"NONFUNCTIONAL SLACK-FILL" DEFINED BY FDA
This article was originally published in The Tan Sheet
Executive Summary
"NONFUNCTIONAL SLACK-FILL" DEFINED BY FDA as the "empty space in a package that is filled to substantially less than its capacity," according to a final regulation published in the May 12 Federal Register. The final reg is the same as a Jan. 6 proposed regulation defining the circumstances in which the slack-fill within a food package is nonfunctional and therefore misleading. Devising official slack-fill definitions is part of the agency's ongoing implementation of the Nutrition Labeling & Education Act. FDA outlined circumstances under which an empty package can be filled to less than its capacity.
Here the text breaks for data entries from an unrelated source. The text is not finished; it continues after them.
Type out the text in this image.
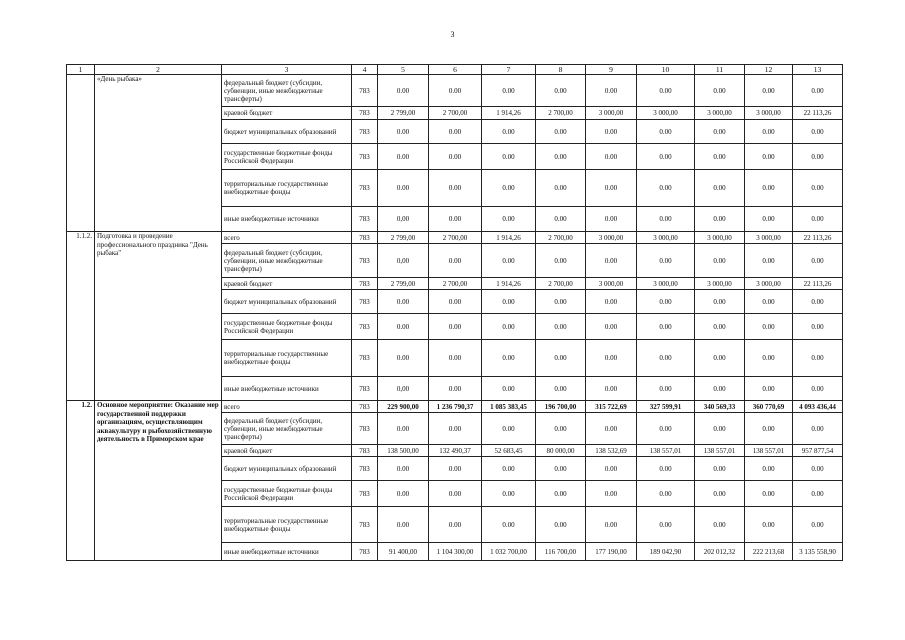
3
1	2	3	4	5	6	7	8	9	10	11	12	13
	«День рыбака»	федеральный бюджет (субсидии, субвенции, иные межбюджетные трансферты)	783	0.00	0.00	0.00	0.00	0.00	0.00	0.00	0.00	0.00
		краевой бюджет	783	2 799,00	2 700,00	1 914,26	2 700,00	3 000,00	3 000,00	3 000,00	3 000,00	22 113,26
		бюджет муниципальных образований	783	0.00	0.00	0.00	0.00	0.00	0.00	0.00	0.00	0.00
		государственные бюджетные фонды Российской Федерации	783	0.00	0.00	0.00	0.00	0.00	0.00	0.00	0.00	0.00
		территориальные государственные внебюджетные фонды	783	0.00	0.00	0.00	0.00	0.00	0.00	0.00	0.00	0.00
		иные внебюджетные источники	783	0,00	0.00	0.00	0.00	0.00	0.00	0.00	0.00	0.00
1.1.2.	Подготовка и проведение профессионального праздника "День рыбака"	всего	783	2 799,00	2 700,00	1 914,26	2 700,00	3 000,00	3 000,00	3 000,00	3 000,00	22 113,26
		федеральный бюджет (субсидии, субвенции, иные межбюджетные трансферты)	783	0,00	0.00	0.00	0.00	0.00	0.00	0.00	0.00	0.00
		краевой бюджет	783	2 799,00	2 700,00	1 914,26	2 700,00	3 000,00	3 000,00	3 000,00	3 000,00	22 113,26
		бюджет муниципальных образований	783	0.00	0.00	0.00	0.00	0.00	0.00	0.00	0.00	0.00
		государственные бюджетные фонды Российской Федерации	783	0.00	0.00	0.00	0.00	0.00	0.00	0.00	0.00	0.00
		территориальные государственные внебюджетные фонды	783	0.00	0.00	0.00	0.00	0.00	0.00	0.00	0.00	0.00
		иные внебюджетные источники	783	0,00	0.00	0.00	0.00	0.00	0.00	0.00	0.00	0.00
1.2.	Основное мероприятие: Оказание мер государственной поддержки организациям, осуществляющим аквакультуру и рыбохозяйственную деятельность в Приморском крае	всего	783	229 900,00	1 236 790,37	1 085 383,45	196 700,00	315 722,69	327 599,91	340 569,33	360 770,69	4 093 436,44
		федеральный бюджет (субсидии, субвенции, иные межбюджетные трансферты)	783	0.00	0.00	0.00	0.00	0.00	0.00	0.00	0.00	0.00
		краевой бюджет	783	138 500,00	132 490,37	52 683,45	80 000,00	138 532,69	138 557,01	138 557,01	138 557,01	957 877,54
		бюджет муниципальных образований	783	0.00	0.00	0.00	0.00	0.00	0.00	0.00	0.00	0.00
		государственные бюджетные фонды Российской Федерации	783	0.00	0.00	0.00	0.00	0.00	0.00	0.00	0.00	0.00
		территориальные государственные внебюджетные фонды	783	0.00	0.00	0.00	0.00	0.00	0.00	0.00	0.00	0.00
		иные внебюджетные источники	783	91 400,00	1 104 300,00	1 032 700,00	116 700,00	177 190,00	189 042,90	202 012,32	222 213,68	3 135 558,90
They include: "protection of the contents of the package"; "requirements of machines used for enclosing the contents in such a package"; "normal product settling during shipping and handling"; the "need for the package to perform a specific function (e.g. where packaging plays a role in the preparation or consumption of a food), where such function is inherent to the nature of the food and is clearly labeled"; or if the "product is a gift product consisting of a food or foods combined with a reusable gift container, where the container is intended for further use after the food is consumed." Under the reg, a product is deemed to be misbranded if its container is "misleading." A container, in turn, is considered to be misleading if it contains nonfunctional slack-fill, FDA explained. The NLEA stipulated that FDA had to publish a final regulation implementing the slack-fill provision by May 8, 1993 or the proposed rule would be considered a final rule. The agency decided not to publish a final rule before May 8 and let its Jan. 6 proposal remain as a final rule. Comments received by FDA on the slack-fill proposal included a March letter from Perrigo, whose subsidiary, Perrigo of South Carolina, manufactures private label dietary supplement products. Perrigo argued that the definition for nonfunctional slack-fill should not apply to dietary supplements "when a minimum package size is needed to accommodate a label bearing information required by FDA, by other state or federal law, or by commercial necessity" ("The Tan Sheet" March 22, p. 14). The final rule did not specifically address dietary supplements.